Iain Dale has just published his guide to Britain’s political blogs and he kindly named ConservativeHome as Britain’s best Tory blog. Guido Fawkes won number one spot overall (ConservativeHome came second).
Iain’s guide has won lots of attention from the old media and deservedly so. Blogs are becoming a force in politics because they are faster than the mainstream press, often punchier and through their comments sections they are able to harness ‘the wisdom of the crowds‘.
Blogs have much smaller readerships than the mainstream press but they are read by – what Americans call – The Influentials. Most Tory MPs, party candidates and activists and most journalists, for example, read this site everyday. Advertisers like sites like these, too, because they can target their message to very specific audiences (advertisers should click here please!).

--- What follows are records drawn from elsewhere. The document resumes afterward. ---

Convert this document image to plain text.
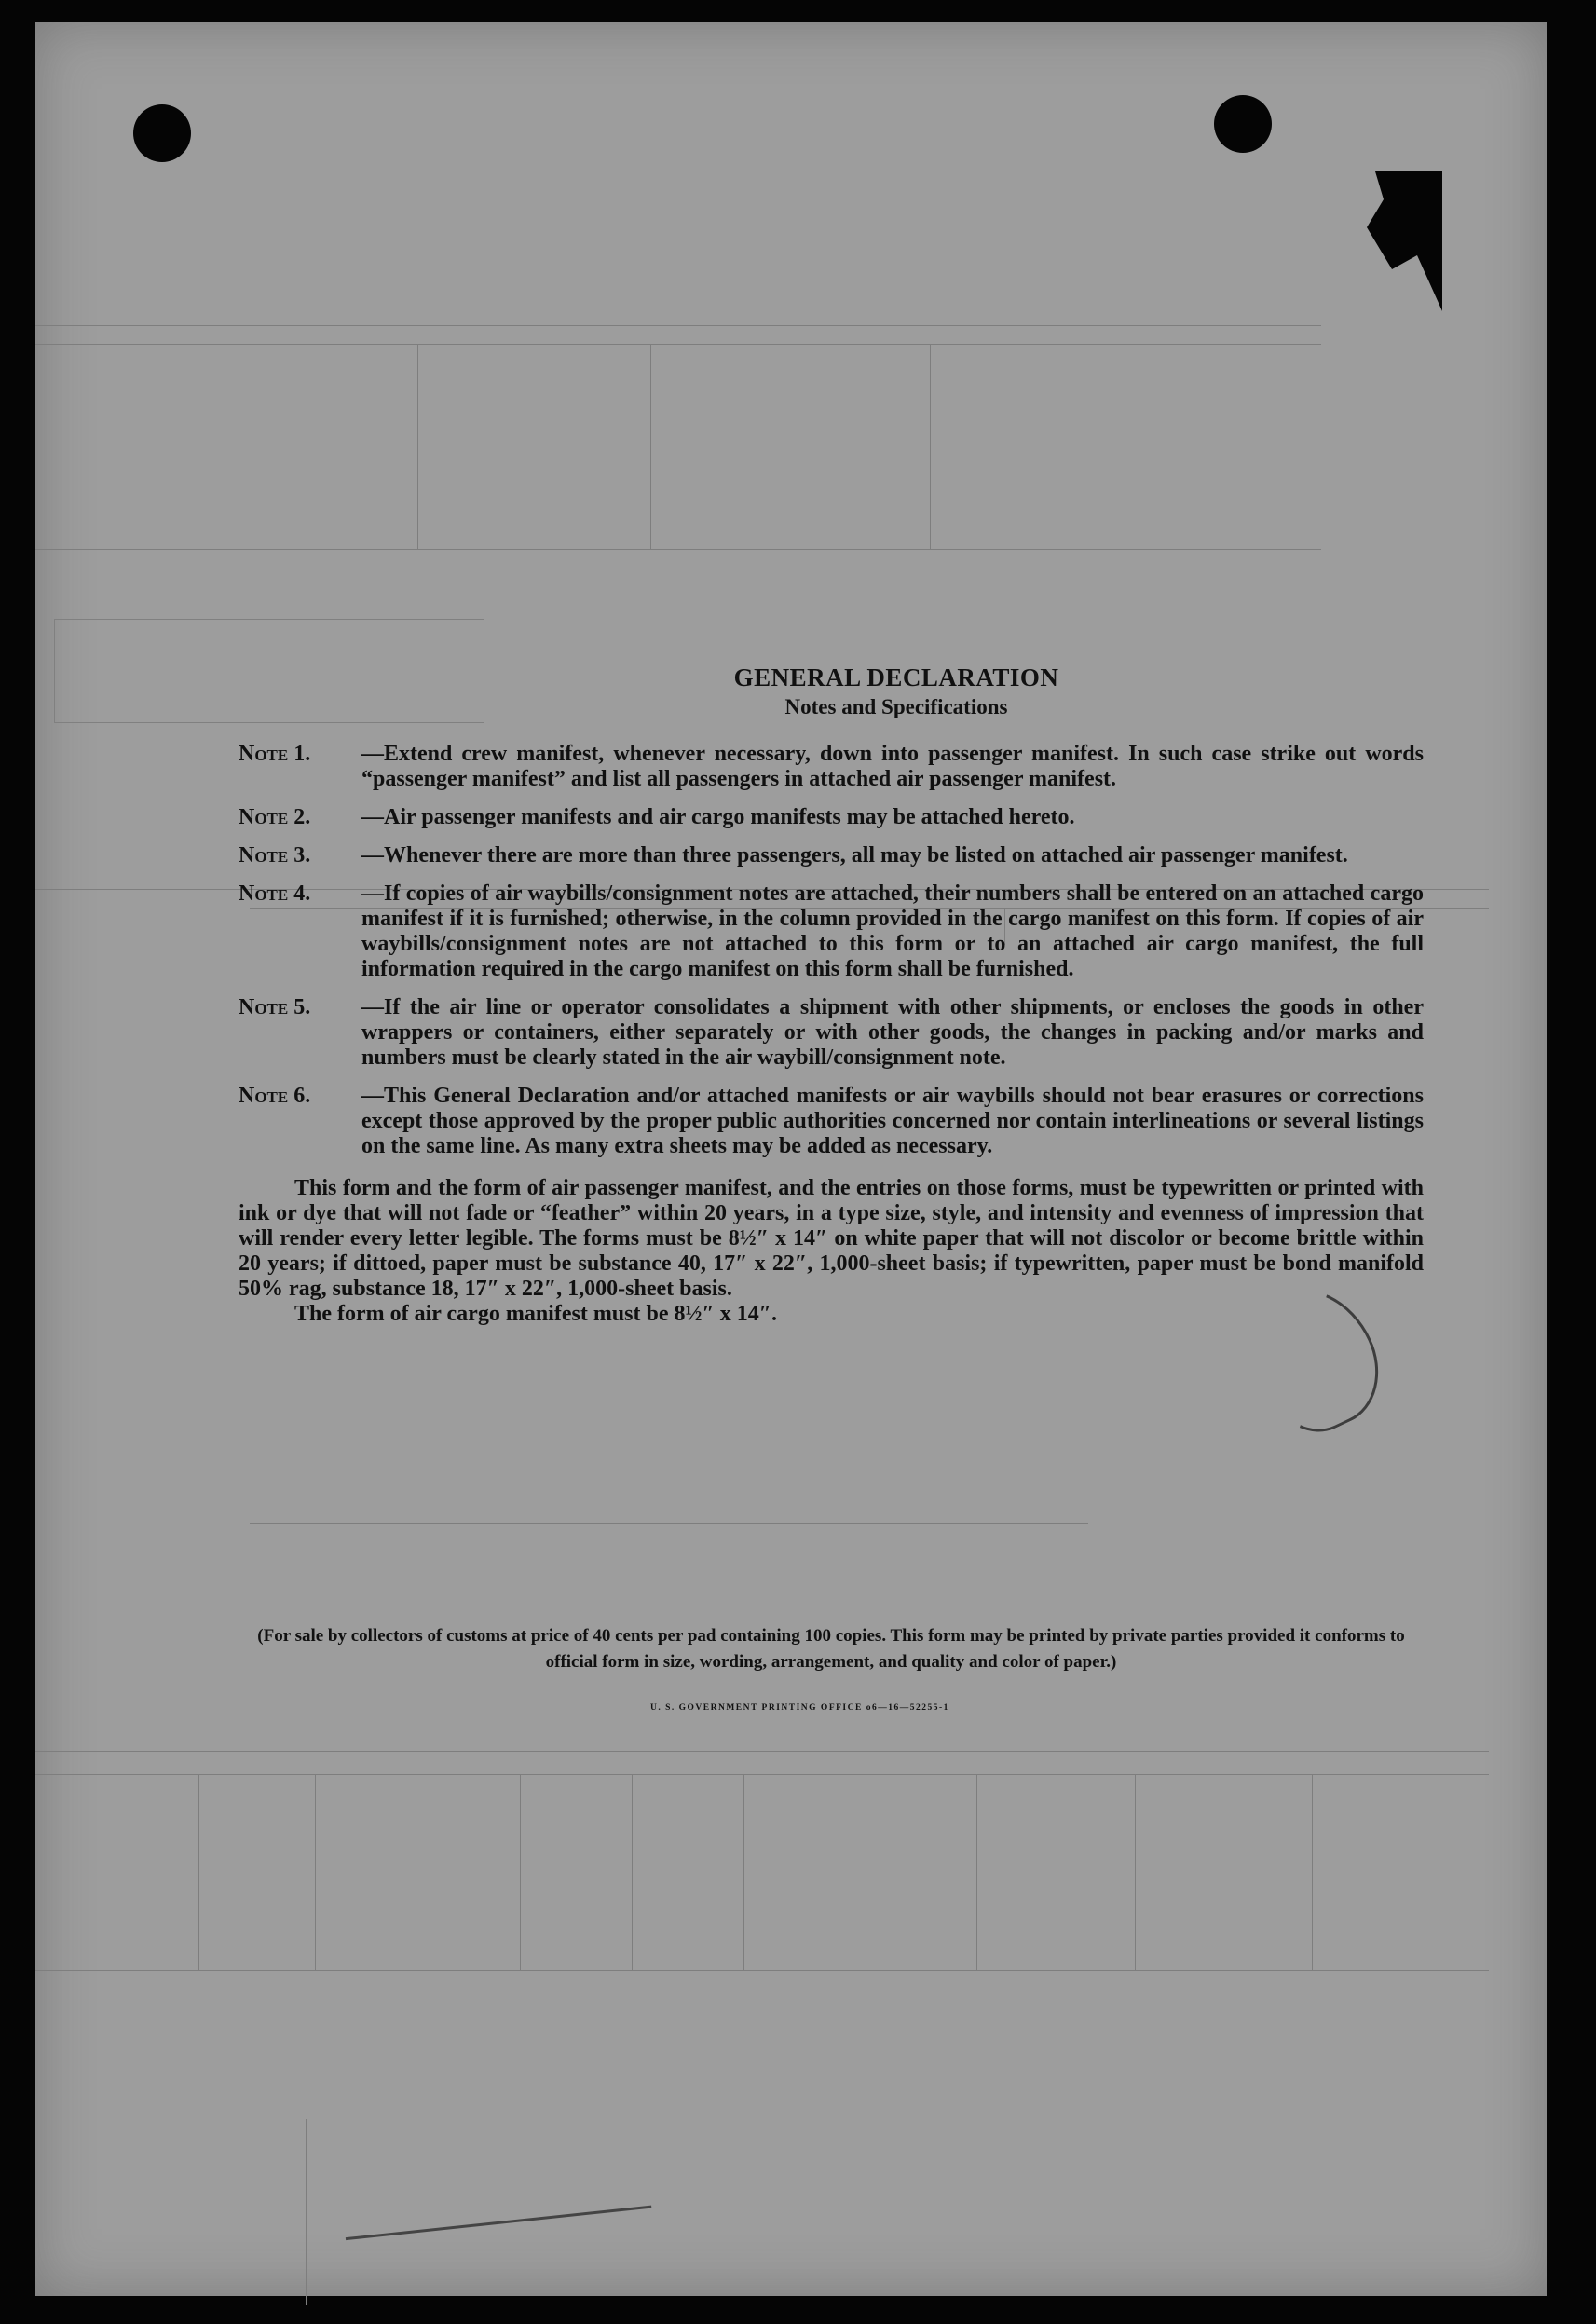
GENERAL DECLARATION
Notes and Specifications
Note 1.	—Extend crew manifest, whenever necessary, down into passenger manifest. In such case strike out words “passenger manifest” and list all passengers in attached air passenger manifest.
Note 2.	—Air passenger manifests and air cargo manifests may be attached hereto.
Note 3.	—Whenever there are more than three passengers, all may be listed on attached air passenger manifest.
Note 4.	—If copies of air waybills/consignment notes are attached, their numbers shall be entered on an attached cargo manifest if it is furnished; otherwise, in the column provided in the cargo manifest on this form. If copies of air waybills/consignment notes are not attached to this form or to an attached air cargo manifest, the full information required in the cargo manifest on this form shall be furnished.
Note 5.	—If the air line or operator consolidates a shipment with other shipments, or encloses the goods in other wrappers or containers, either separately or with other goods, the changes in packing and/or marks and numbers must be clearly stated in the air waybill/consignment note.
Note 6.	—This General Declaration and/or attached manifests or air waybills should not bear erasures or corrections except those approved by the proper public authorities concerned nor contain interlineations or several listings on the same line. As many extra sheets may be added as necessary.
This form and the form of air passenger manifest, and the entries on those forms, must be typewritten or printed with ink or dye that will not fade or “feather” within 20 years, in a type size, style, and intensity and evenness of impression that will render every letter legible. The forms must be 8½″ x 14″ on white paper that will not discolor or become brittle within 20 years; if dittoed, paper must be substance 40, 17″ x 22″, 1,000-sheet basis; if typewritten, paper must be bond manifold 50% rag, substance 18, 17″ x 22″, 1,000-sheet basis.
The form of air cargo manifest must be 8½″ x 14″.
(For sale by collectors of customs at price of 40 cents per pad containing 100 copies. This form may be printed by private parties provided it conforms to official form in size, wording, arrangement, and quality and color of paper.)
U. S. GOVERNMENT PRINTING OFFICE o6—16—52255-1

I’d like to emphasise a new advantage of subject-specific blogs… and this blog, in particular: comprehensiveness.
It’s amazing that this morning’s Telegraph has no mention of the Built to Last referendum result or the drop in Tory membership. The Torygraph is in danger of losing its status as the party’s house journal. If you really want a full account of what is happening inside the Conservative Party can I suggest – not very modestly – that this is the best place to come.

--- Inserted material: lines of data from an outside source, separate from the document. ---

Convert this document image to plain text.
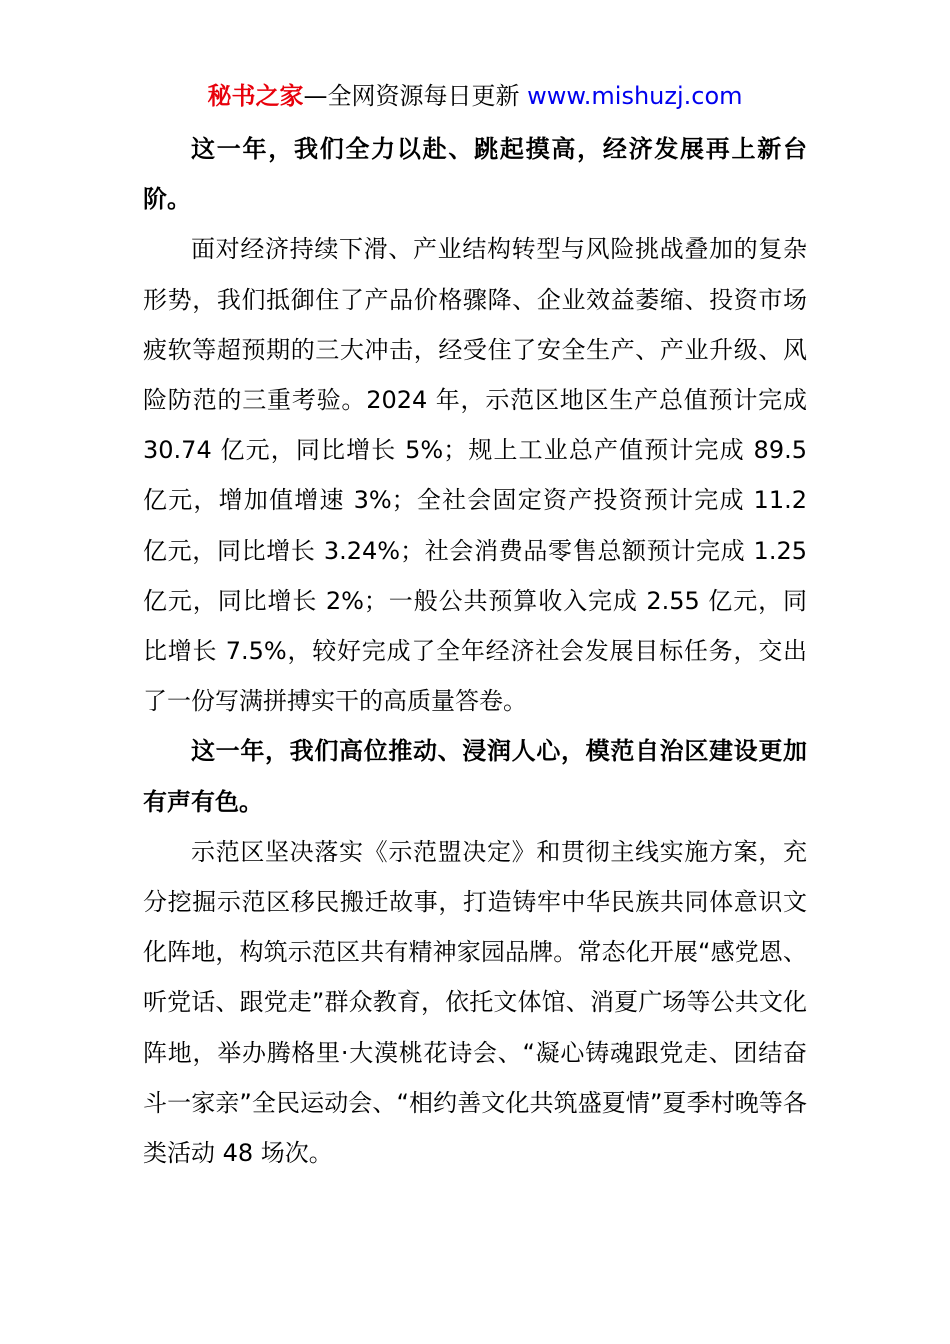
秘书之家—全网资源每日更新 www.mishuzj.com

这一年，我们全力以赴、跳起摸高，经济发展再上新台阶。

面对经济持续下滑、产业结构转型与风险挑战叠加的复杂形势，我们抵御住了产品价格骤降、企业效益萎缩、投资市场疲软等超预期的三大冲击，经受住了安全生产、产业升级、风险防范的三重考验。2024 年，示范区地区生产总值预计完成 30.74 亿元，同比增长 5%；规上工业总产值预计完成 89.5 亿元，增加值增速 3%；全社会固定资产投资预计完成 11.2 亿元，同比增长 3.24%；社会消费品零售总额预计完成 1.25 亿元，同比增长 2%；一般公共预算收入完成 2.55 亿元，同比增长 7.5%，较好完成了全年经济社会发展目标任务，交出了一份写满拼搏实干的高质量答卷。

这一年，我们高位推动、浸润人心，模范自治区建设更加有声有色。

示范区坚决落实《示范盟决定》和贯彻主线实施方案，充分挖掘示范区移民搬迁故事，打造铸牢中华民族共同体意识文化阵地，构筑示范区共有精神家园品牌。常态化开展“感党恩、听党话、跟党走”群众教育，依托文体馆、消夏广场等公共文化阵地，举办腾格里·大漠桃花诗会、“凝心铸魂跟党走、团结奋斗一家亲”全民运动会、“相约善文化共筑盛夏情”夏季村晚等各类活动 48 场次。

PS This was my contribution to Iain Dale’s guide to blogging:
"‘An Army of Davids’ – a recent book by Glenn Reynolds – is the perfect starting point for anyone wanting to understand the blogging revolution. The brilliant title of Mr Reynolds’ book neatly captures the blogosphere’s zeitgeist.
For many years power became increasingly centralised amongst a few media, business and political goliaths. The internet revolution is fast changing that.

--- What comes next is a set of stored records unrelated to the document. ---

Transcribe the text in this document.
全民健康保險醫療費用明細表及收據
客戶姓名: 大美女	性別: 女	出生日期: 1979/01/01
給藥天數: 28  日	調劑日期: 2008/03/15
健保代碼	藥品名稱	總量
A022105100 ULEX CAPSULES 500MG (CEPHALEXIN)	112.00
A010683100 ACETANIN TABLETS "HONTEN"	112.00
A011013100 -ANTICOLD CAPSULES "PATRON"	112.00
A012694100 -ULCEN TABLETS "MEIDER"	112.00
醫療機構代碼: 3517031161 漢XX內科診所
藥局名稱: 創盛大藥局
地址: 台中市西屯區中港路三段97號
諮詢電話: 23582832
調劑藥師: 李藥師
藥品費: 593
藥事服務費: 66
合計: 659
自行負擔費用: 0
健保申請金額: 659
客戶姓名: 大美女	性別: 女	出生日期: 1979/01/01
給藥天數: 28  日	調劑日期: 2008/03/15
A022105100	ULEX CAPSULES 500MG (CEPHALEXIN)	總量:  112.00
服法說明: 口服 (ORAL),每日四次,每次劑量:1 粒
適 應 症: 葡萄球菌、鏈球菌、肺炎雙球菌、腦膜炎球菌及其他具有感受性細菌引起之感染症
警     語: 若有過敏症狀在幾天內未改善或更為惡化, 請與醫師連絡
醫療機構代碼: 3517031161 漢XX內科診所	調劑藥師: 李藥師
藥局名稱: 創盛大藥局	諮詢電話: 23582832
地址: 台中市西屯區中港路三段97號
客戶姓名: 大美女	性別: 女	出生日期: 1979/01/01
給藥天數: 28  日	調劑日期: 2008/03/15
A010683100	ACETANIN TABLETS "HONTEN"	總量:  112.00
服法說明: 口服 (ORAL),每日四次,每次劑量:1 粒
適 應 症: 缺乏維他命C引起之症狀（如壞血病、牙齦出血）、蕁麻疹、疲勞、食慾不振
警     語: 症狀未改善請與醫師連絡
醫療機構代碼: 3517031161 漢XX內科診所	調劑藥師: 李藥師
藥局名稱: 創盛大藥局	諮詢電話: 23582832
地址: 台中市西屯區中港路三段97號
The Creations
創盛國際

No big business, media giant or political elite is safe from being blogged. The trade press is no longer the authority on the quality of a product. Consumer bloggers can trash a bad product or celebrate an innovation. Political bloggers are gatecrashing the cosy lunches between the politicians and Westminster journalists and they’re putting different topics on the agenda. My own ConservativeHome blog initiated opposition to Michael Howard’s unsuccessful attempt to take the vote away from grassroots members in the Tory leadership election. I also published the Alist after CCHQ tried to hide it from scrutiny.
Old media organizations like the BBC have most to fear from new technology. The blogosphere has already toppled leading journalists in America. The anchorman of CBS news had to resign after bloggers proved that his anti-Bush feature was forged. A senior CNN executive was forced to quit after he made unfounded allegations about US troops operating in Iraq. It won’t be long before alternative political programming is competing with the BBC on the internet. That’ll be good for democracy as the barely-accountable BBC has consistently used its poll-tax-form-of-funding to tilt the national conversation leftwards.
The principal advantage of the internet, in general, and blogging, in particular, are speed and interactivity. Television is a passive medium. It feeds pre-packaged reports to a largely docile audience. Homes in which television is dominant produce less civically-engaged citizens. Web-logs are a different form of media. They mobilise The Wisdom Of The Crowds (the other book that captures the internet phenomena)."